The United States and its allies are said to be increasing troops stationed in countries bordering Russia by deploying up to 4,000 more forces.
Quoting anonymous US officials, The Wall Street Journal made the announcement in a Wednesday report.
Under one plan, roughly 800 to 1,000 soldiers will be stationed in each of the four battalions to be deployed to Poland, Estonia, Latvia, and Lithuania.
US officials said the move was supposed to send Russian President Vladimir Putin a message about the presence of military forces there.
“We are not picking a fight; we aren’t trying to provoke him,” said a senior US defense official. “But we are trying to make sure he understands we are engaged in Europe, we are militarily capable in Europe and we are going to defend NATO. That is the message.”
US officials expressed willingness to put 150 US soldiers in each of the Baltic states for now but “are open to rotating in additional troops from the US.”
One objection
The release came in the wake of drills conducted by Russia in the region, which remains volatile amid a shaky ceasefire in Ukraine.

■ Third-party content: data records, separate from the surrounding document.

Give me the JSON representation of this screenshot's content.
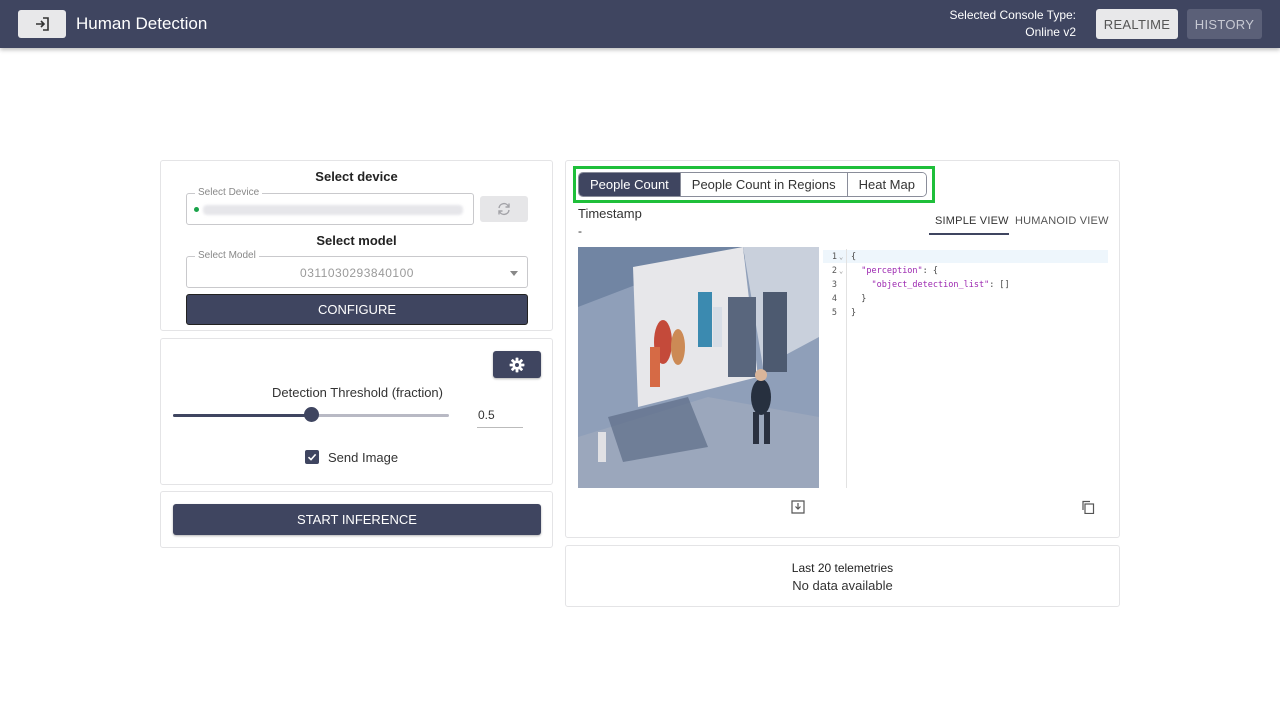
{
  "header": {
    "title": "Human Detection",
    "console_type_label": "Selected Console Type:",
    "console_type_value": "Online v2",
    "realtime_label": "REALTIME",
    "history_label": "HISTORY"
  },
  "device_section": {
    "title": "Select device",
    "device_legend": "Select Device",
    "status_color": "#1aa34a"
  },
  "model_section": {
    "title": "Select model",
    "model_legend": "Select Model",
    "model_value": "0311030293840100",
    "configure_label": "CONFIGURE"
  },
  "settings": {
    "threshold_label": "Detection Threshold (fraction)",
    "threshold_value": "0.5",
    "threshold_fraction": 0.5,
    "send_image_label": "Send Image",
    "send_image_checked": true
  },
  "actions": {
    "start_label": "START INFERENCE"
  },
  "result": {
    "tabs": [
      "People Count",
      "People Count in Regions",
      "Heat Map"
    ],
    "active_tab": 0,
    "timestamp_label": "Timestamp",
    "timestamp_value": "-",
    "view_tabs": [
      "SIMPLE VIEW",
      "HUMANOID VIEW"
    ],
    "json_lines": [
      "{",
      "  \"perception\": {",
      "    \"object_detection_list\": []",
      "  }",
      "}"
    ]
  },
  "telemetry": {
    "title": "Last 20 telemetries",
    "empty": "No data available"
  },
  "colors": {
    "primary": "#3f4560",
    "highlight": "#1fbf3a"
  }
}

Washington’s allies are also “supportive” of the new plan except for Germany, according to the international daily newspaper based in New York City.
The US has been urged by Berlin in “private discussions” that putting more soldiers under NATO command in the volatile region would be commensurate to treating Moscow “as a permanent enemy.”
“Berlin is eager to avoid any public discussion of additional troops in the Baltic states at a moment when the ceasefire in the Ukrainian conflict is holding and relations with Russia are in flux,” the report read citing military officials.
A view of the past
According to Russian ambassador to NATO Alexander Grushko, the “creeping increase” would further violate a 1994 agreement that forbids permanent stationing of troops on Russia’s border while it “generates confrontational approaches to security issues that in our view should belong to the past.”
“From political point of view, these military activities are aimed at creating a new ‘Iron Curtain’ in Europe,” said Grushko (pictured above).
The other side, however, argues that the agreement is not violated as the troops are smaller than a regular brigade and “would rotate in and out” of the region.